С разрешения Вениамина Михайловича Тёмкина помещаю текст его речи (без сокращений)
Уважаемые дамы и господа! Товарищи! Друзья!
Я никогда не думал и не предполагал, что буду стоять здесь на территории бывшего концентрационного лагеря Дахау, на этом самом месте, так называемом полигоне Хебертсхаузен, с которого началось пребывание нашего с братом отца – советского военнопленного офицера еврейской национальности, младшего командира Тёмкина Михаила Вениаминовича, находившегося под вымышленным именем - в концлагере Дахау, в котором ему пришлось побывать дважды. Первый раз, когда его этапировали из офицерского военнопленного лагеря Хаммельбург - с 23 ноября 1941 по 22 января 1942 года, т.е. ровно два месяца, а второй - с 7 ноября 1942 года по август 1943 года, т.е. около десяти месяцев, где он находился уже в качестве политического заключенного после ликвидации русского военнопленного лагеря в концлагере Маутхаузен, из которого он и был доставлен повторно в Дахау. Итого в общей сложности в концлагере Дахау наш отец пробыл почти год! Вдумайтесь в эту цифру! Целый год, то есть 12 месяцев, примерно 360 дней! Невозможно в это поверить!
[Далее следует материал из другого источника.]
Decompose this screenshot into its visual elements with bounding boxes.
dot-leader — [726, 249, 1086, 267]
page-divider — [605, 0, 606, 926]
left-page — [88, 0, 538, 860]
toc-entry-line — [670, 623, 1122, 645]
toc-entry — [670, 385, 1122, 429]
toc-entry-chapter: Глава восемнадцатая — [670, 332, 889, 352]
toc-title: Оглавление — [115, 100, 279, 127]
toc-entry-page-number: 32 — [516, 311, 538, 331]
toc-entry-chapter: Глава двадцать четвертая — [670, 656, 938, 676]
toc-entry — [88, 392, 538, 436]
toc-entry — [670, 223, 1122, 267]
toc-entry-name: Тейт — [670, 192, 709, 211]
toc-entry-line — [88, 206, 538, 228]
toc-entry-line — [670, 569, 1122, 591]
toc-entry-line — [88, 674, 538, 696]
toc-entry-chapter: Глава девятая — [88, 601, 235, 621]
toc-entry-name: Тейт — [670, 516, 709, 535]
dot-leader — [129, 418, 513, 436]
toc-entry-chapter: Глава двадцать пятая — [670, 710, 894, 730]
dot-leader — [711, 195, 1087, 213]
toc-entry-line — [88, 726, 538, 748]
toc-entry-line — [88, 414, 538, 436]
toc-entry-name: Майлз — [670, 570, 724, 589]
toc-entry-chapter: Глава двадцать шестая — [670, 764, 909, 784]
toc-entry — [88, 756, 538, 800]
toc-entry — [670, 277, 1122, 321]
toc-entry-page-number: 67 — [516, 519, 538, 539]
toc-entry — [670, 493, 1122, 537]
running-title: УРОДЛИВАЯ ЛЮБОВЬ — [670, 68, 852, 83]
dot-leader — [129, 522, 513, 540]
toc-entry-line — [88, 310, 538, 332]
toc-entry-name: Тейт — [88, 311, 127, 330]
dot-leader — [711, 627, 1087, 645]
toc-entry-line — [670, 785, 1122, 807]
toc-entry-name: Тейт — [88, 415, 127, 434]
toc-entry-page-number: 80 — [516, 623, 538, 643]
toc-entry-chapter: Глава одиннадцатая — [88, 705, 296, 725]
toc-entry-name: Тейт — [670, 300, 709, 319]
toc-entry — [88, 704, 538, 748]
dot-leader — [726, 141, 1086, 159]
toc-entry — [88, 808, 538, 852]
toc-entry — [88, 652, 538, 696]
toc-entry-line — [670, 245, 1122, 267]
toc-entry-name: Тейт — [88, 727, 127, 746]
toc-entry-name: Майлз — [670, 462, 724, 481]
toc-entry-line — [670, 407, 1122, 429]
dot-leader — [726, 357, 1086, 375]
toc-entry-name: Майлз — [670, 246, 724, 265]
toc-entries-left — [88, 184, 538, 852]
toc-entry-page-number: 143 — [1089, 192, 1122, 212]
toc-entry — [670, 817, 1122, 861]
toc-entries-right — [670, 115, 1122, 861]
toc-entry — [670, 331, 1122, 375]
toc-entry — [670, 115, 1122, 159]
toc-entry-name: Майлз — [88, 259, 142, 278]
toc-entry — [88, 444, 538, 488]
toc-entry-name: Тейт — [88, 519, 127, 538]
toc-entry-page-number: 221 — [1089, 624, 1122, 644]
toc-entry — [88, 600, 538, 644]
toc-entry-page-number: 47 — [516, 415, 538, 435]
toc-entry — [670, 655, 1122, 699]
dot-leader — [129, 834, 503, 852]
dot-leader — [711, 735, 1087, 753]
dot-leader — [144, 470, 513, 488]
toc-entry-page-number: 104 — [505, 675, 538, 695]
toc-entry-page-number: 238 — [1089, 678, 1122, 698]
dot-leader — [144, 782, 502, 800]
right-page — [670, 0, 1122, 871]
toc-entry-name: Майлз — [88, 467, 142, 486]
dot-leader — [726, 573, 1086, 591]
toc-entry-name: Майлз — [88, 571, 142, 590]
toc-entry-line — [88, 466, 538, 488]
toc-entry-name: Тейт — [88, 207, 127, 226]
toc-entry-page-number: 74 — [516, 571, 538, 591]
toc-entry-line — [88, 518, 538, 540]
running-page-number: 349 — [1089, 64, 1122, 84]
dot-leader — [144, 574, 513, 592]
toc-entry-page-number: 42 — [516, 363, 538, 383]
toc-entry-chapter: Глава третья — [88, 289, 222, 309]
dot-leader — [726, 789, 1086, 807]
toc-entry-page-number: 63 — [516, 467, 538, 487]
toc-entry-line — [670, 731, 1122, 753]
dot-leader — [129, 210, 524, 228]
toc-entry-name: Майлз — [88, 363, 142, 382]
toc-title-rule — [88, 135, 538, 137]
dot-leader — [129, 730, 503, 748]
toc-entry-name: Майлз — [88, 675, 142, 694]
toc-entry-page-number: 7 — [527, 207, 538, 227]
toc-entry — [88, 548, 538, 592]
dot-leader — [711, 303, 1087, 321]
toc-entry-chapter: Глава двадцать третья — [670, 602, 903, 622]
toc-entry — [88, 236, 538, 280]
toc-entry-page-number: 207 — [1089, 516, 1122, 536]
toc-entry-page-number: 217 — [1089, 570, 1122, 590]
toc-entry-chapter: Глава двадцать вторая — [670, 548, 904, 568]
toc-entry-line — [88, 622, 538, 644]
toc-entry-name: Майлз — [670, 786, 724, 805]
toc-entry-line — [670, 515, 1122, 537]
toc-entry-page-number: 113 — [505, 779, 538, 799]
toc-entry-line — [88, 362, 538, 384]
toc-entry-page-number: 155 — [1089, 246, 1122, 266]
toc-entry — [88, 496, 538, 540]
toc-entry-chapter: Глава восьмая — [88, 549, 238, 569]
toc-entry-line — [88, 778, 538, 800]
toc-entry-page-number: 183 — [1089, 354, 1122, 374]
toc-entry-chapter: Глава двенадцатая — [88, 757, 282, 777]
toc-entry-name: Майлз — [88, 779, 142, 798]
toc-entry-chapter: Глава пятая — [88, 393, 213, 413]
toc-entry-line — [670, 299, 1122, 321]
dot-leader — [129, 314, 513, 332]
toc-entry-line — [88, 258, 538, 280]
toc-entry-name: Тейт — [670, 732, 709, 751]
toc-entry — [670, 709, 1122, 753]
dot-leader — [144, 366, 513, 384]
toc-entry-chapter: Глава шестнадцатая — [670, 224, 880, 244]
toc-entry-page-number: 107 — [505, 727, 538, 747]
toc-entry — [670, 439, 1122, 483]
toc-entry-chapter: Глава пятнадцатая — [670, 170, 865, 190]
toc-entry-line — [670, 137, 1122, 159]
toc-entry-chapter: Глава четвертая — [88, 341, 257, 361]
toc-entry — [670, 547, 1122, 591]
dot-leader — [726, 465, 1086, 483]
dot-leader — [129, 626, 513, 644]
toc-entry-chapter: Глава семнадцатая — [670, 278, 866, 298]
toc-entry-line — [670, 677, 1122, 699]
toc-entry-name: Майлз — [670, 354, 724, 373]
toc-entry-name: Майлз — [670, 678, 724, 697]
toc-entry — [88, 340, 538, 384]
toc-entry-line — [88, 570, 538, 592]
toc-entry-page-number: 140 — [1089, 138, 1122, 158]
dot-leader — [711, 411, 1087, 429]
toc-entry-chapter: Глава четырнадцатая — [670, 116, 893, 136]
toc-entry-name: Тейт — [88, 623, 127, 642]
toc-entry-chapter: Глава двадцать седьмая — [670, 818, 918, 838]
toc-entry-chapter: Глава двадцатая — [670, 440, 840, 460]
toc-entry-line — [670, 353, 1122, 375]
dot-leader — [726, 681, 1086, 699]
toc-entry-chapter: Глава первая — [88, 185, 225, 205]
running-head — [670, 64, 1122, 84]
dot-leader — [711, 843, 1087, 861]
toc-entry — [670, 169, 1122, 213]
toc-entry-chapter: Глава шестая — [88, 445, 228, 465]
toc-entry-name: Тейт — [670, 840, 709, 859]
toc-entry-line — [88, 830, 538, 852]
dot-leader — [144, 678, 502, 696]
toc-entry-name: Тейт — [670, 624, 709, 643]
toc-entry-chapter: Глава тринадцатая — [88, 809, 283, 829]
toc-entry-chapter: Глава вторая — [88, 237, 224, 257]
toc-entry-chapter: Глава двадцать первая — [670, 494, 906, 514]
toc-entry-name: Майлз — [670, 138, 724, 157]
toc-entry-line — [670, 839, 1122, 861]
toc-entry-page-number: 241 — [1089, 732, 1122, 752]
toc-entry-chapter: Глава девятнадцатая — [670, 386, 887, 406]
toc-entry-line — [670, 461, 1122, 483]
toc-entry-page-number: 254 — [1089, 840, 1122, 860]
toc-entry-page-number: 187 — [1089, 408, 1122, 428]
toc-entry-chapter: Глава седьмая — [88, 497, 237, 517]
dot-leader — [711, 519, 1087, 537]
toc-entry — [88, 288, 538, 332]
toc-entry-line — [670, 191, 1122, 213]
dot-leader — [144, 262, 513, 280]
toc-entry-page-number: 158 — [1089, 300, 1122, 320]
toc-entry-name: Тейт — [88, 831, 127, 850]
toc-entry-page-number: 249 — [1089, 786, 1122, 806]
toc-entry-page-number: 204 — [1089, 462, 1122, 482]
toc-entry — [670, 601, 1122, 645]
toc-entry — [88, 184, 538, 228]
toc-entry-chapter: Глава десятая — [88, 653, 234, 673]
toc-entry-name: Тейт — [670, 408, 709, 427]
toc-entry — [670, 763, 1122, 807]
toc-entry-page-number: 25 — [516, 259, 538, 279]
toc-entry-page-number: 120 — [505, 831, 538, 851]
Но вернемся к полигону. Интересно, что этот термин «полигон», как и его название Хебертсхаузен, мы услышали и узнали только теперь, недавно в результате переписки с Мемориалом. Отец никогда такого названия не употреблял и в своих воспоминаниях не ссылался. В них он называет это место «двор у ворот». Разрешите мне процитировать первое впечатление нашего отца о полигоне.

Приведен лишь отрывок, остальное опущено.